Das Schweizer Fernsehen erkennt in den neuen Live-Streaming-Plattformen keine Konkurrenz, sondern sieht das als Ergänzung zum eigenen Angebot.
Doch auch die neuen Nischen sind kein sicheres Terrain. Zum einen drängen hier Technologie- und Telekomanbieter in den Markt mit automatisiertem Live-Streaming. So hat die höchste Handball-Liga mit einer Swisscom-Tochter zusammengespannt und lässt mit smarten Kameras und ganz ohne Personal sämtliche Spiele ins Internet übertragen. Die zweithöchste Eishockey-Liga wird ab kommender Saison den gleichen Weg gehen.

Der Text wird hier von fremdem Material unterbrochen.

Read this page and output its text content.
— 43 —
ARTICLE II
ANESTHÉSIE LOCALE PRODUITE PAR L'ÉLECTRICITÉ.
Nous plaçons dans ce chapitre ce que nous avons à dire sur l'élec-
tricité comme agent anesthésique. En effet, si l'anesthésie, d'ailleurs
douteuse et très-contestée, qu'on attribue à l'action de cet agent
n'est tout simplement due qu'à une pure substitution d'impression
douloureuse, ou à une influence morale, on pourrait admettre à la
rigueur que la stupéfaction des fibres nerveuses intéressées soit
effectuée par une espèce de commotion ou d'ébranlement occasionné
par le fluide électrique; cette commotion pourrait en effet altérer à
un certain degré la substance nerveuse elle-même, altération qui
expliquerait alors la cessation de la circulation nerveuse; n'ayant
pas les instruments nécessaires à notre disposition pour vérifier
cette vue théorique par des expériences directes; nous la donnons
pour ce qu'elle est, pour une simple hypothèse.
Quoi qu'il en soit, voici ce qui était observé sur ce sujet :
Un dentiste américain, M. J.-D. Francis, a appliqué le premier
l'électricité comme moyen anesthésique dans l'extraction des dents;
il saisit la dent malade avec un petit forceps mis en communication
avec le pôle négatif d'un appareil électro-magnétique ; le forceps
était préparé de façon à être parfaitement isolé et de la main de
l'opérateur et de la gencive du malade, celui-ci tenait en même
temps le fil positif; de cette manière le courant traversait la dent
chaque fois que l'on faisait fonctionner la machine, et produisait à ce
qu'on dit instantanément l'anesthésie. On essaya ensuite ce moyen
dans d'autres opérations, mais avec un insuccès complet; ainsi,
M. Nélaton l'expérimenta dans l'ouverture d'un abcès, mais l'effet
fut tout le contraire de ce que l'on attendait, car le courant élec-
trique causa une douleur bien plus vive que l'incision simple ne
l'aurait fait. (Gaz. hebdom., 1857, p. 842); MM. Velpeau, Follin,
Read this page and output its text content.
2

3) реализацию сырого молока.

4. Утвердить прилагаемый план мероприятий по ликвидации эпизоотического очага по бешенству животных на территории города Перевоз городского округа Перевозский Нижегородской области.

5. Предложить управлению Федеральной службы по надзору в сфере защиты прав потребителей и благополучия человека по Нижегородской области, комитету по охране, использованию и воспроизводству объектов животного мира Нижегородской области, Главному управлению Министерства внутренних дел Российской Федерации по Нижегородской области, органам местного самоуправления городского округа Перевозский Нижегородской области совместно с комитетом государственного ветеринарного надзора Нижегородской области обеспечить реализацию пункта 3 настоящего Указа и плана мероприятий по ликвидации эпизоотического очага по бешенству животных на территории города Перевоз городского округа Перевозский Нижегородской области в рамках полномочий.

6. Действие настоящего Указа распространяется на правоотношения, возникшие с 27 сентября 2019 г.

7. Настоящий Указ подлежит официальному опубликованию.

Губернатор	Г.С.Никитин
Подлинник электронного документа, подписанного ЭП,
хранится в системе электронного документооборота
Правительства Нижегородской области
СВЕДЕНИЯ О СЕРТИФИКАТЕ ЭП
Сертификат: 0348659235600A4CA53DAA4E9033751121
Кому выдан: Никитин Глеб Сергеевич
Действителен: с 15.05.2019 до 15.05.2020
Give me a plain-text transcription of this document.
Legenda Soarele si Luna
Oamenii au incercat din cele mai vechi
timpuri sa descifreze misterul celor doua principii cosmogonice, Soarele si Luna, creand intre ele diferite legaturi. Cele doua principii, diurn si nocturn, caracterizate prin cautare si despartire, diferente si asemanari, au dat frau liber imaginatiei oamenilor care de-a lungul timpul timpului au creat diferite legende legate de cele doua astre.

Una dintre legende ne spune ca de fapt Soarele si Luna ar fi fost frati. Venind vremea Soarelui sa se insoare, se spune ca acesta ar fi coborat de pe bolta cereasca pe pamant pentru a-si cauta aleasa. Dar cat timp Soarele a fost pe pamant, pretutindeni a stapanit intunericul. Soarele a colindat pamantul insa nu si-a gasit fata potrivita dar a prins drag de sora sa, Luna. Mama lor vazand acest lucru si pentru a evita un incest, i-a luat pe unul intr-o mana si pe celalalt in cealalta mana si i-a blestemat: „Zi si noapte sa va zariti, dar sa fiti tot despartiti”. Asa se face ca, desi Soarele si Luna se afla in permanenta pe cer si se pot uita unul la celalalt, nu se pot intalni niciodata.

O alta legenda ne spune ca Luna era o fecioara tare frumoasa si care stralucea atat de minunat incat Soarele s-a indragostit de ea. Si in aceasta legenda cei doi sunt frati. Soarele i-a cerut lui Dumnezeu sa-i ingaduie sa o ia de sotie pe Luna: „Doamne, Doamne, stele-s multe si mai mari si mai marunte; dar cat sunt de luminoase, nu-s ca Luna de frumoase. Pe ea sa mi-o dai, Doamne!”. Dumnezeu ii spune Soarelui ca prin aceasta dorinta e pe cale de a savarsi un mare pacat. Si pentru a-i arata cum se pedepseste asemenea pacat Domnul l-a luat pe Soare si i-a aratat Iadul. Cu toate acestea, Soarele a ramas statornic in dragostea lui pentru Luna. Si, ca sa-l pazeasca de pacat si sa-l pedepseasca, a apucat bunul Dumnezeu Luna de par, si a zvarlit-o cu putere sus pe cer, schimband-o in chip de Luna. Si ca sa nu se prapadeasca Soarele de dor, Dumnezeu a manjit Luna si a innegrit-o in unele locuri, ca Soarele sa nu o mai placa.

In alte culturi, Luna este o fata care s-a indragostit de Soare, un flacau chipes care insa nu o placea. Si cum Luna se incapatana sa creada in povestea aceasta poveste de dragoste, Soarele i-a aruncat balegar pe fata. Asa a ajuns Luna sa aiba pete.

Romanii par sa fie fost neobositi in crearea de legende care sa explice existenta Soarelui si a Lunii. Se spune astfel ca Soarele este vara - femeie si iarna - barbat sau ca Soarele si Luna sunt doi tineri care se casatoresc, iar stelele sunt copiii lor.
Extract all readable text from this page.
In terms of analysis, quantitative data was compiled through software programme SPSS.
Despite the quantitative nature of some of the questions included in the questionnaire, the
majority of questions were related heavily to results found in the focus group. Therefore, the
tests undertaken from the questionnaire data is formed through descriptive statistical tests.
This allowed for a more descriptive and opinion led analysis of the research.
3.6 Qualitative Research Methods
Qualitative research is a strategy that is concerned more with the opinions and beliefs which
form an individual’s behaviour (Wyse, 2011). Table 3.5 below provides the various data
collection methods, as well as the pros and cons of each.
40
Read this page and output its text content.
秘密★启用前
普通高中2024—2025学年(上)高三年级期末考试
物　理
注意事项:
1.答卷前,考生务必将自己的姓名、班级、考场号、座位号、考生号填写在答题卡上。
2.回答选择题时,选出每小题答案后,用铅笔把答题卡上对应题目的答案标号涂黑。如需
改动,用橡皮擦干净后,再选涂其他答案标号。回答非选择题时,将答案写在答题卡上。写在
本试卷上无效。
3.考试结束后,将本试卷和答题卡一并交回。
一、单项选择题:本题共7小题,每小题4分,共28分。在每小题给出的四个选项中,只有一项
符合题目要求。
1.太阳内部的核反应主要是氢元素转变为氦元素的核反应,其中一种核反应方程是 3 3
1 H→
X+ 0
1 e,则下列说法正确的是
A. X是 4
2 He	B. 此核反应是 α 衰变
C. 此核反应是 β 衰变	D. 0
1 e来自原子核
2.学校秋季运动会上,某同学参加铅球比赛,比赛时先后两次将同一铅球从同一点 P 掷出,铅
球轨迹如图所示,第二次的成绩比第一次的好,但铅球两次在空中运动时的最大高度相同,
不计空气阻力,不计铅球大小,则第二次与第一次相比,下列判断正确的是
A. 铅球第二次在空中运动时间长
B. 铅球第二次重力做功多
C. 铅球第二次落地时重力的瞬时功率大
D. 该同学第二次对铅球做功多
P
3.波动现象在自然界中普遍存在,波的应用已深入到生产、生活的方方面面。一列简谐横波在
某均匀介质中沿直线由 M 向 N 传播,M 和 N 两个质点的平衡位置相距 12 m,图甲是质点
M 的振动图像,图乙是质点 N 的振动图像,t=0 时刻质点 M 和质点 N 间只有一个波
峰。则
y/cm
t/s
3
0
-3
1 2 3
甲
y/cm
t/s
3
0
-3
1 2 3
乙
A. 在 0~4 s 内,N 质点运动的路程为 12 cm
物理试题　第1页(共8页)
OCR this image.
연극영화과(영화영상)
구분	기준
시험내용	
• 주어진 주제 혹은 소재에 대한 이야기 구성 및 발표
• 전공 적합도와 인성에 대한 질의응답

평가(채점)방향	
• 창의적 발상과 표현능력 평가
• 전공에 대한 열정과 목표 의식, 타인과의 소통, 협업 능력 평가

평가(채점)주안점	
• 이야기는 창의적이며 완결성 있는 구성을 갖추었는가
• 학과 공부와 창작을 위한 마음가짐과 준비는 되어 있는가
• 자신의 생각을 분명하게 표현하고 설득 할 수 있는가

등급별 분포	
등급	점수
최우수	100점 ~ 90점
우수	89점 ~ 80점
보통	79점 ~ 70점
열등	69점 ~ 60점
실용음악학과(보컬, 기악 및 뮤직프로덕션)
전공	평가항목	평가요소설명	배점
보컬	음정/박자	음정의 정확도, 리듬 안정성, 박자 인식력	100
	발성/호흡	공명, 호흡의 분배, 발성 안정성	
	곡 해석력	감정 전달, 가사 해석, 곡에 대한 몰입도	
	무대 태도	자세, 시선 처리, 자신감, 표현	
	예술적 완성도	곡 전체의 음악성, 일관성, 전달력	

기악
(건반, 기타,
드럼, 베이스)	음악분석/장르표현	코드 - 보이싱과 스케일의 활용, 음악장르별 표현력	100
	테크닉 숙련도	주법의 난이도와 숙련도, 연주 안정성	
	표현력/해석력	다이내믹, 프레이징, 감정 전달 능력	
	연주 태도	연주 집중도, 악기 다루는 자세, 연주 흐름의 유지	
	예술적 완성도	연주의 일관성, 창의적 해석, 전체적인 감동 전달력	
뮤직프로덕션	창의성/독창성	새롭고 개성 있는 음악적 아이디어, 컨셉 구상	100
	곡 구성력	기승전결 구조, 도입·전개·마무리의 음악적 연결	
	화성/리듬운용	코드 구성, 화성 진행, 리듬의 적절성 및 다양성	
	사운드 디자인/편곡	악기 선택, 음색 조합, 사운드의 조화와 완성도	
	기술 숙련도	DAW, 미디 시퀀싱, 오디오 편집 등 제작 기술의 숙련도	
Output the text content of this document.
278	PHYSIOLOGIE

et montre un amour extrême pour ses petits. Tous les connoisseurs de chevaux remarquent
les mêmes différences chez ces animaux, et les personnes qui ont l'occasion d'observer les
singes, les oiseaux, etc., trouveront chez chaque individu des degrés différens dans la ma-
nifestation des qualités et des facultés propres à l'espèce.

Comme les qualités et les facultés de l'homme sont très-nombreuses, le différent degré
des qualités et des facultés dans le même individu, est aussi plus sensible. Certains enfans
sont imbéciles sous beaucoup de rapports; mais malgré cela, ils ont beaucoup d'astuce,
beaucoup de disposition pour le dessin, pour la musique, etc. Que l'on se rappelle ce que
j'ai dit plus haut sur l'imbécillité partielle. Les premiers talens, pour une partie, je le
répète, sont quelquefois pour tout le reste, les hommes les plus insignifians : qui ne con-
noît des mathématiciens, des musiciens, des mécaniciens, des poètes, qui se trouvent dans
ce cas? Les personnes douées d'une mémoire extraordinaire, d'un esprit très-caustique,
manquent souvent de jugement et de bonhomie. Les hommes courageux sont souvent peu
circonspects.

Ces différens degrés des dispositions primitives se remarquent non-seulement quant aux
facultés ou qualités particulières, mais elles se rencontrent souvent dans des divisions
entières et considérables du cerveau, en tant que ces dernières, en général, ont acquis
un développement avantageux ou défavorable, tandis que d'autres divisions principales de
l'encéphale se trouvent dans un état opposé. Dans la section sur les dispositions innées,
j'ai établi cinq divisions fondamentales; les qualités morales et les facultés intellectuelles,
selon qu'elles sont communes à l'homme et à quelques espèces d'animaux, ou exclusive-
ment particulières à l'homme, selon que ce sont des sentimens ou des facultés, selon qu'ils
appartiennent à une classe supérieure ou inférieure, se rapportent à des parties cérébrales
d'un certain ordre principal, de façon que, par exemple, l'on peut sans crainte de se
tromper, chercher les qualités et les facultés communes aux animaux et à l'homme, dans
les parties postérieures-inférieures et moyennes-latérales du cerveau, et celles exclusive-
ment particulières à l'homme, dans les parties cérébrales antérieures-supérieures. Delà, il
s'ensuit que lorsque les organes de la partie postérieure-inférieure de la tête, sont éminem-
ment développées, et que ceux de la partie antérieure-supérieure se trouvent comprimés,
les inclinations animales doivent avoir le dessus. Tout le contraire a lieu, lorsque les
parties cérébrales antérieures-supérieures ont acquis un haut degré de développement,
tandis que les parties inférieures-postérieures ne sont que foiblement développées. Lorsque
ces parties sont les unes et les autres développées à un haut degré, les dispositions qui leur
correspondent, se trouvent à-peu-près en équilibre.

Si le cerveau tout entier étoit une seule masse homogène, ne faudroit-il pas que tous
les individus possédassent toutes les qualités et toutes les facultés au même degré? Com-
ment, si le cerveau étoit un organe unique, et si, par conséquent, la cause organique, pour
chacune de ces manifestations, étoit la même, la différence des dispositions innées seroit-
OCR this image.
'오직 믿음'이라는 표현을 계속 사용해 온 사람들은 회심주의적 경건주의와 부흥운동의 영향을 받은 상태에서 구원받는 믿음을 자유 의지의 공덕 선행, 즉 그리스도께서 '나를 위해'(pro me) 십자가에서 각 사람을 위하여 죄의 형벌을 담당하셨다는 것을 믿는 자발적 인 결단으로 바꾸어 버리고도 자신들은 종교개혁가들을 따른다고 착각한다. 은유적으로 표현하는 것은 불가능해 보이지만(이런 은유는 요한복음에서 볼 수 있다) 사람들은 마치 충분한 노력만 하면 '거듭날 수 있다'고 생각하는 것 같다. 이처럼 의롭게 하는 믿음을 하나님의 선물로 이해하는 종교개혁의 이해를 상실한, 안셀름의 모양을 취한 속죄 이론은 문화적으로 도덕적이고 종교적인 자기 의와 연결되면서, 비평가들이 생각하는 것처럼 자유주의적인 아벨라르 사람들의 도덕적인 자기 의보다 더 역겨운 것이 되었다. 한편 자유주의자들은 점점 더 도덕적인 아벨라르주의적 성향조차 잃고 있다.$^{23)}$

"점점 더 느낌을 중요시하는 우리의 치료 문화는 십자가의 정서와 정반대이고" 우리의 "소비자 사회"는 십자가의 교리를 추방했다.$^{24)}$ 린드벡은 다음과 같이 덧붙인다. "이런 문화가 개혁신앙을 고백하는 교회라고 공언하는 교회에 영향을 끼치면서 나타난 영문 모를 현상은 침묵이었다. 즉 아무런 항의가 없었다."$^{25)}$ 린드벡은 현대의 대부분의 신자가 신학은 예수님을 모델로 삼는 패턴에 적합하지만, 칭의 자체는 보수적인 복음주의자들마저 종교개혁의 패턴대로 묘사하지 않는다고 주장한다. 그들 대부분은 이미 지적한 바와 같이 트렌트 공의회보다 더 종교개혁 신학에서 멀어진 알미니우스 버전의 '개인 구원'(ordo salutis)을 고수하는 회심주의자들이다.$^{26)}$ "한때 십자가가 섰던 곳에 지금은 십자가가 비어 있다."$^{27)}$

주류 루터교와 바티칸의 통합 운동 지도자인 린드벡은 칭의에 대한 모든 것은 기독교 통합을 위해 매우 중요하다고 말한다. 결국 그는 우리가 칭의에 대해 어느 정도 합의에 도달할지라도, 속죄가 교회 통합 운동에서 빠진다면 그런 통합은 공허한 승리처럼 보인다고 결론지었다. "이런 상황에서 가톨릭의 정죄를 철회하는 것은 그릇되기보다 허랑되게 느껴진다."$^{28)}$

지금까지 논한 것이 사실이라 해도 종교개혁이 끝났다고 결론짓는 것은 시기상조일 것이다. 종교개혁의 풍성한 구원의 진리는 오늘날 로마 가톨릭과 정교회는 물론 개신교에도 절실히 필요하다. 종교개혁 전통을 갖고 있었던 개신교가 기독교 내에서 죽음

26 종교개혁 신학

Das Schweizer Fernsehen erkennt in den neuen Live-Streaming-Plattformen keine Konkurrenz, sondern sieht das als Ergänzung zum eigenen Angebot.
Zum anderen weckt der Publikumserfolg, wenn das Schweizer Fernsehen eine Sportart erst einmal am Bildschirm etabliert hat, das Interesse der privaten Konkurrenz. So machte der Verleger Peter Wanner schon vor Jahren keinen Hehl daraus, dass auch er gerne das Schwingfest auf seinen Sendern zeigen möchte. «Darauf stürzen sich alle Sponsoren, alle Werbetreibenden», sagte Wanner 2015 während einer SRF-«Arena» zur Medienpolitik. Doch Wanner muss sich noch ein paar Jahre gedulden. Mindestens bis 2028 spannen Schwingerverband und SRG zusammen. Andere Verträge laufen früher aus. Etwa jener des Schweizer Fussball-Cups. Da bleibt die SRG noch bis zur Saison 2023/24 am Ball. Aber danach? Heisst dann der Fussball-Wettbewerb vielleicht Blick-TV-Ringier-Schweizer-Cup?
Auf dem neuen Spielfeld des Fernsehsports müssen die SRG und das Schweizer Fernsehen jederzeit damit rechnen, dass andere Akteure zum Zug kommen. Gleichzeitig befinden sich die Rechteinhaber, bei nationalen Wettbewerben sind das Verbände und Ligen, in einer komfortablen Situation. Sie können das beste Angebot auswählen. Und das Publikum kriegt mehr Live-Sport am Bildschirm als je zuvor. Einfach nicht mehr an einem einzigen Ort, sondern auf allen möglichen Kanälen und Plattformen. Die neue Vielfalt hat aber auch ihren Preis. Für TV-Sport kann Das Publikum so viel Geld ausgeben wie noch nie.